There’s enough voting data and studies showing that college-aged Americans’ tendency to not show up to the polls, it almost seems redundant to even say it again. It’s true, though. Voters between the ages of 18 and 24 have consistently voted at lower rates than any other age group, according to USA Today article “Why college students aren’t voting (and why it matters)” by Collin Brennan and Kristi Cook.
That doesn’t mean there are no voters within this age group who are politically active. In fact, at Kansas State we have students encouraging other students to make it out to vote.
Taylor Latham, junior in finance, and Jessie Gittemeier, junior in political science, are presidents of groups on campus, K-State College Republicans and K-State Young Democrats, respectively. Despite being associated with two different political parties, the groups have worked together on events to encourage other students to vote.
Of course, they are still political groups and generally support either more conservative or liberal stances in politics. Latham said College Republicans support Republican political candidates and Gittemeier said Young Democrats work with typically liberal agendas. Still, the two collaborated for a voter registration drive this year.
“Both groups, obviously, want to stress the importance of voting,” Latham said. “So we decided to work together in a bipartisan effort.”

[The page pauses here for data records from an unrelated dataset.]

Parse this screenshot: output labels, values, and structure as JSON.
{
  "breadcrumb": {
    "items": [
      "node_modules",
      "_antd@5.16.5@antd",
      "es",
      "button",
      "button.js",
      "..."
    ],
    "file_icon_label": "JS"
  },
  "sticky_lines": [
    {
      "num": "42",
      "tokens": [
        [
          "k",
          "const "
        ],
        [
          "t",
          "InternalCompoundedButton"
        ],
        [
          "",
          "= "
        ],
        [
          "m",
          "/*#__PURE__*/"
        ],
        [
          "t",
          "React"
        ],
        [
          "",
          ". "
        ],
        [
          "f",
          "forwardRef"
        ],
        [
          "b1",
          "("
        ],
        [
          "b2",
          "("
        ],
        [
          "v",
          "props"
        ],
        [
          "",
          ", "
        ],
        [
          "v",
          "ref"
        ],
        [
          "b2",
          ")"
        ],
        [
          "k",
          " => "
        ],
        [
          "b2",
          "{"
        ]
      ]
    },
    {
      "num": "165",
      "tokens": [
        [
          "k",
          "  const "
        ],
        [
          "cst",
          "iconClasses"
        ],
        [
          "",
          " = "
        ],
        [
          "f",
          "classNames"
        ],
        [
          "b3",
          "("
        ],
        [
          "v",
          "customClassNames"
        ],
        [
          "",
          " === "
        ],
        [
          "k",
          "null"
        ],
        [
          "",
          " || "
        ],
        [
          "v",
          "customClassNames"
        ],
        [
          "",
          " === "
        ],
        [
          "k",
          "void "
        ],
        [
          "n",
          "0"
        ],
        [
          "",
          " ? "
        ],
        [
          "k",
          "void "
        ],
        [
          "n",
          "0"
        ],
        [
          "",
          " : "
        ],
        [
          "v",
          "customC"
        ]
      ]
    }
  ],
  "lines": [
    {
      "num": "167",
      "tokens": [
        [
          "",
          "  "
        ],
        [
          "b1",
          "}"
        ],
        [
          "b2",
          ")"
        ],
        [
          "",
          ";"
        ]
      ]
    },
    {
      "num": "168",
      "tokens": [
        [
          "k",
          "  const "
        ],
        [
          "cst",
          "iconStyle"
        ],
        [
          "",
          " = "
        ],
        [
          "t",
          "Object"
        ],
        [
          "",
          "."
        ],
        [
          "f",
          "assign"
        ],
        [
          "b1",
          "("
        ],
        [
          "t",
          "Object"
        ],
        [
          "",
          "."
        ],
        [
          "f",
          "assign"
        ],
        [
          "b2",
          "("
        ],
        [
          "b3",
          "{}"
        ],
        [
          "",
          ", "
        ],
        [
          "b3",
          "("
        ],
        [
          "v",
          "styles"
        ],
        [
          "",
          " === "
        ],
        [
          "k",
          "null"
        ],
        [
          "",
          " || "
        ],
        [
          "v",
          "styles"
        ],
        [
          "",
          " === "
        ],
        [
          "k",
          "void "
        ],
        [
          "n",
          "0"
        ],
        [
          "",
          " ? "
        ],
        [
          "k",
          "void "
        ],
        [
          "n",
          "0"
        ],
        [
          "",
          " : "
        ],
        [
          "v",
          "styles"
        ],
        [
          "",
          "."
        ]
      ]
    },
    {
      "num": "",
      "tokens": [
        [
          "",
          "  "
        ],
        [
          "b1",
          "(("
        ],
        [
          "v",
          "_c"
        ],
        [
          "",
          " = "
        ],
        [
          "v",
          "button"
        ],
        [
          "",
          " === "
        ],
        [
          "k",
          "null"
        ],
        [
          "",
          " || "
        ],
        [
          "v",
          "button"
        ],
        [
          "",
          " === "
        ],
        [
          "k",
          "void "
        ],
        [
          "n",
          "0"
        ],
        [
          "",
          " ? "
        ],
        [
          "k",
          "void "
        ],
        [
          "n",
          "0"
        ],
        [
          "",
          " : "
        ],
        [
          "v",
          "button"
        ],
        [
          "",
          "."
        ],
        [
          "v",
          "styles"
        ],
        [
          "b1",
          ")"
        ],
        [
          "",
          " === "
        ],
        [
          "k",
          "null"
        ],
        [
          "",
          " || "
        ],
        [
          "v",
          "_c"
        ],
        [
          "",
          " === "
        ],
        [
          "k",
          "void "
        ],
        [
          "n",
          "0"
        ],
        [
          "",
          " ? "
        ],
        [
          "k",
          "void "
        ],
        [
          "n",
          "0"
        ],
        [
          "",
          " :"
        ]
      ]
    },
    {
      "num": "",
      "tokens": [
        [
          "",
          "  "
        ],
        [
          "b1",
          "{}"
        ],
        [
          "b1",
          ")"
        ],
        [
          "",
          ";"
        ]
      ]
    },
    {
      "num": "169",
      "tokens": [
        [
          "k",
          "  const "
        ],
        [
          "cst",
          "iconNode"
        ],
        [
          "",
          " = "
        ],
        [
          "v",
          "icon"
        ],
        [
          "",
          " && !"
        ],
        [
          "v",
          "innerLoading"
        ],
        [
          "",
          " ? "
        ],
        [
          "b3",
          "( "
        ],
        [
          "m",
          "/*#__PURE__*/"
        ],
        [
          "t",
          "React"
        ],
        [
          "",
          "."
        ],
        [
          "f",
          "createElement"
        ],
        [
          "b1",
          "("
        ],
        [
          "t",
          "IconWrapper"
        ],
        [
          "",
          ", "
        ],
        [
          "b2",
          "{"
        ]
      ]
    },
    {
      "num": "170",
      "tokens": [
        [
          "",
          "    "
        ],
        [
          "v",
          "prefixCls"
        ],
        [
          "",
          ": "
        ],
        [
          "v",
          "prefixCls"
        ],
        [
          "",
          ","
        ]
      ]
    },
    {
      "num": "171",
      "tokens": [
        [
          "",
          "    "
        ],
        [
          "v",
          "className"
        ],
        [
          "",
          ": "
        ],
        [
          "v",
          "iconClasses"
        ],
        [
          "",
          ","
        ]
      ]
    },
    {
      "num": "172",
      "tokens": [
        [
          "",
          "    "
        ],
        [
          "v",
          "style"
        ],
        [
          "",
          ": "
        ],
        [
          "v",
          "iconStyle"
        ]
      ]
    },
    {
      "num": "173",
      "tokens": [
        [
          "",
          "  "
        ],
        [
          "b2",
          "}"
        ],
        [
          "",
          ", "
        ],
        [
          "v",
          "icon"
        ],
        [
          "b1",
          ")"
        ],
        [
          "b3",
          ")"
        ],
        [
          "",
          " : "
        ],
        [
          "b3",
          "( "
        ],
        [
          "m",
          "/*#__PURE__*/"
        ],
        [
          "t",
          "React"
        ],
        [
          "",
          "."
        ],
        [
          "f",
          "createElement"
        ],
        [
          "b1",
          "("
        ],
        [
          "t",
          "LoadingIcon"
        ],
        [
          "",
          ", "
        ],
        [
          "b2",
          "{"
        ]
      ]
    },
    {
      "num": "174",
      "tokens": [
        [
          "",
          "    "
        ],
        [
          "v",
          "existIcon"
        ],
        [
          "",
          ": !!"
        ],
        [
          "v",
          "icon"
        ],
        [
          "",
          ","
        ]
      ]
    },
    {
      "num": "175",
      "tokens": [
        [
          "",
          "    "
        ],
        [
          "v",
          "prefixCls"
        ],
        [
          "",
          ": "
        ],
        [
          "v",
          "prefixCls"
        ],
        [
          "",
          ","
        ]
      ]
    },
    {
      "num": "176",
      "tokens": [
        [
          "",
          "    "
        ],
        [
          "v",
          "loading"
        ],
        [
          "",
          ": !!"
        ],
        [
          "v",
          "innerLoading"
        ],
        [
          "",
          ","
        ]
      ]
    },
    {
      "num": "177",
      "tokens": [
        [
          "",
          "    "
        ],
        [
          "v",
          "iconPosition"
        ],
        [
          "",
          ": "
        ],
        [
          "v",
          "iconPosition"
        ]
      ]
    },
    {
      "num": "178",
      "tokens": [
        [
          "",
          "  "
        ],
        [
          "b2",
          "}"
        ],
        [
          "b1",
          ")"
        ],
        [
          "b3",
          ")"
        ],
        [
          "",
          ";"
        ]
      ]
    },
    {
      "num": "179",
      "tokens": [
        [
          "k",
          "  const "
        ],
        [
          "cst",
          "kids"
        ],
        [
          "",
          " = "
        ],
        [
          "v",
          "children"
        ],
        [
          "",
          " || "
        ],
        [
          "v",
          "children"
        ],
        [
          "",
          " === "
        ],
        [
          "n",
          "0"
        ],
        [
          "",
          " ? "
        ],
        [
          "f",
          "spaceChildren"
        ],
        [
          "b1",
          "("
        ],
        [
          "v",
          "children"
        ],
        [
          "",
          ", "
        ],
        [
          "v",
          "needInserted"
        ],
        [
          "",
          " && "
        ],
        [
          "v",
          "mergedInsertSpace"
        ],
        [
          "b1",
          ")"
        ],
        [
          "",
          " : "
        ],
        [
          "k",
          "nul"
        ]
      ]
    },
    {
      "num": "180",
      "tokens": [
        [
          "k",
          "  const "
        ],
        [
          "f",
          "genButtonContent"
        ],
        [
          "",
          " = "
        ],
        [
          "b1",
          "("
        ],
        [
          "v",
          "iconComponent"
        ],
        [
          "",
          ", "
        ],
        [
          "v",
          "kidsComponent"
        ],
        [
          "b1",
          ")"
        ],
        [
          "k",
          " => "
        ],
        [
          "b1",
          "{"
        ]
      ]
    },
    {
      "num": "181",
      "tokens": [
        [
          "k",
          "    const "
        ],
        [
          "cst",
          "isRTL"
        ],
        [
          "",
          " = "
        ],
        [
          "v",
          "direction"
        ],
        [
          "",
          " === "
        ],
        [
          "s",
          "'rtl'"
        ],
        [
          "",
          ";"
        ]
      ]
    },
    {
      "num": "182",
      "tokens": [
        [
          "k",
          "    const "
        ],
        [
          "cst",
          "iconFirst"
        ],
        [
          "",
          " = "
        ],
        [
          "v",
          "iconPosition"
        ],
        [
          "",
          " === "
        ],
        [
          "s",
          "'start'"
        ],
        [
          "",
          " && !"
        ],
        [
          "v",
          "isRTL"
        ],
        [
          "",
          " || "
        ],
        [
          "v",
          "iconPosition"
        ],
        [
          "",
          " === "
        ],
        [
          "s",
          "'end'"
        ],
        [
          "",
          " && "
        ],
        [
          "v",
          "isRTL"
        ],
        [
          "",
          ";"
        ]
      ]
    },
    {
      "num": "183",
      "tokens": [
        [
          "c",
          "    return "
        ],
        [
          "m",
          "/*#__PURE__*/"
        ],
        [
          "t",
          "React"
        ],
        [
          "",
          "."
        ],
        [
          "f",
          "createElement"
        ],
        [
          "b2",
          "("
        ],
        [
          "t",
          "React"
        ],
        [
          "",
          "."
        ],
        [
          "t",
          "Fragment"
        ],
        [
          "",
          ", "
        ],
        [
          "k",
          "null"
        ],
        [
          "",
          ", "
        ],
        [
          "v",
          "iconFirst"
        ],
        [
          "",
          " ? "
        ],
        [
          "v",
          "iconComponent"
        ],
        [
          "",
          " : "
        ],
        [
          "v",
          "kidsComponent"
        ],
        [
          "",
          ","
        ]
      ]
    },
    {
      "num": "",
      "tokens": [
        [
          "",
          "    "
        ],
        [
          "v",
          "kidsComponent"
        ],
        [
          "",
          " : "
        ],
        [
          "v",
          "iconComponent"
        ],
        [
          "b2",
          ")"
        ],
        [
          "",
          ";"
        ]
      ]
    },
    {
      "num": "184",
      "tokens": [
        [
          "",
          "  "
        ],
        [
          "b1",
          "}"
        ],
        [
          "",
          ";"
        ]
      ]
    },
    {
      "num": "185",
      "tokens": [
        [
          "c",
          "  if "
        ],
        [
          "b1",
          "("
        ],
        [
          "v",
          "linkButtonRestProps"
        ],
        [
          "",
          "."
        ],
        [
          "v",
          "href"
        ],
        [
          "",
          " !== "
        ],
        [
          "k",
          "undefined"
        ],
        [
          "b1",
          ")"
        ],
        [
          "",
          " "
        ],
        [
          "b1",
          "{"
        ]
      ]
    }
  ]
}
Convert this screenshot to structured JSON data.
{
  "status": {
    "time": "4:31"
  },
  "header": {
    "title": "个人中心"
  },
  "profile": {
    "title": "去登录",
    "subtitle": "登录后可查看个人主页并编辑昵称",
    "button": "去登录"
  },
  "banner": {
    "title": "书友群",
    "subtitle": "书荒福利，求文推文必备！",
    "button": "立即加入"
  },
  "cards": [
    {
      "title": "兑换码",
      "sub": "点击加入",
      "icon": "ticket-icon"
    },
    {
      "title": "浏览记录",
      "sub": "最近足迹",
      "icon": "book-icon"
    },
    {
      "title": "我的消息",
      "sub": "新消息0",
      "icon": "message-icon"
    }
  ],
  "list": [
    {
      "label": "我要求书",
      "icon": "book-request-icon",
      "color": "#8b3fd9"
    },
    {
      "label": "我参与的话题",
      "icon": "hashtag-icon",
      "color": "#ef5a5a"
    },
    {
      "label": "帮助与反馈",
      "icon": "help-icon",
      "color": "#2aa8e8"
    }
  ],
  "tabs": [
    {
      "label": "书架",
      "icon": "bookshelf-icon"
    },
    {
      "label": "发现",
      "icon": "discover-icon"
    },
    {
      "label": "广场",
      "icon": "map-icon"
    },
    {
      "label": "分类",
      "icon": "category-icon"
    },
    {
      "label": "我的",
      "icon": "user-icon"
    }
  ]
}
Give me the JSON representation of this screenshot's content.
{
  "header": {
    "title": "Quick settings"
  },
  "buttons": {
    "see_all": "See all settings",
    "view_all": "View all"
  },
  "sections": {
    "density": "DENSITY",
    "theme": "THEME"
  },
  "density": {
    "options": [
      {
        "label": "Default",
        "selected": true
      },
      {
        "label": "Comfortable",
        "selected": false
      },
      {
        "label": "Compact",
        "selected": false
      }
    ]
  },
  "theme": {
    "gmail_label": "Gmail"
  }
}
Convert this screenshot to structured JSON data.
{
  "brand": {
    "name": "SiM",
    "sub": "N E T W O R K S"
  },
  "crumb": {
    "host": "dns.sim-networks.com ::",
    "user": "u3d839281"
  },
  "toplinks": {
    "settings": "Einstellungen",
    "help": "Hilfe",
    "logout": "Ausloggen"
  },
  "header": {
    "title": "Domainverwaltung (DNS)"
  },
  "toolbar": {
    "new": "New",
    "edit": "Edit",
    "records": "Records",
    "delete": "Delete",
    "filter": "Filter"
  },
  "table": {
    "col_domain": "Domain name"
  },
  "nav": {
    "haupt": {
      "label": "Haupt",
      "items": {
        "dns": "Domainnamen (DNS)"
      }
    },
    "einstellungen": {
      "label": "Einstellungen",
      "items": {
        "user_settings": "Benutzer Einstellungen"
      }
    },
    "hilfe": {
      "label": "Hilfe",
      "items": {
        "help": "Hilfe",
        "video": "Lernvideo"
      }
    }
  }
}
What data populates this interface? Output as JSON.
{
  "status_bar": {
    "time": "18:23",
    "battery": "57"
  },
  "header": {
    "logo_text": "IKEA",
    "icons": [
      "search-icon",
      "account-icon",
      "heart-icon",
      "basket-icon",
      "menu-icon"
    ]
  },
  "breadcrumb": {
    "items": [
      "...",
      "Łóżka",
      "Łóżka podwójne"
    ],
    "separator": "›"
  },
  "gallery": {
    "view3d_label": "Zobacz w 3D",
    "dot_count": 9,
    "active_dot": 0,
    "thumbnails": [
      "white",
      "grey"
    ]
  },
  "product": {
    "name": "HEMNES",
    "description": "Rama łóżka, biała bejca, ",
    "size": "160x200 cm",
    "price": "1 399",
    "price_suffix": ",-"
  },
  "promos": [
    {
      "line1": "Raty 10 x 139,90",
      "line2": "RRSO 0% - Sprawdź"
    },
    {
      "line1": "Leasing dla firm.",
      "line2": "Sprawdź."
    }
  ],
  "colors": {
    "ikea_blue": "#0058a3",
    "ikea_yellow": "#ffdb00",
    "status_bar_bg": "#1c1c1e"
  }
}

Particularly before the upcoming election, these groups’ efforts to help their peers register to vote are extremely crucial. You’ve heard it before, but the millennial’s vote matters and any encouragement to make sure people know that is much appreciated.
Even for those of us who may not be as involved with the political parties as the students in these groups, having them around during voting times is nice. They go the extra mile to change the statistics of millennials’ low voting turnout.
Just as important, if not more so, is the community in these groups. It can be frustrating when you’re interested in something and no one around seems to share the same opinion. Gittemeier and Latham agree: Student political groups help those with similar opinions interact, just like any other campus club.
I may not be directly involved with any of these groups, but I can still appreciate their work. In fact, it was a student from a political party organization who got a registration form in my hands.
What they do is create an environment on campus hospitable to differing parties’ views and agendas. The point of college is to expand your horizons and experience different perspectives. You might get that in other clubs, but with all the political stuff going on right now, it’s nice to have these groups around.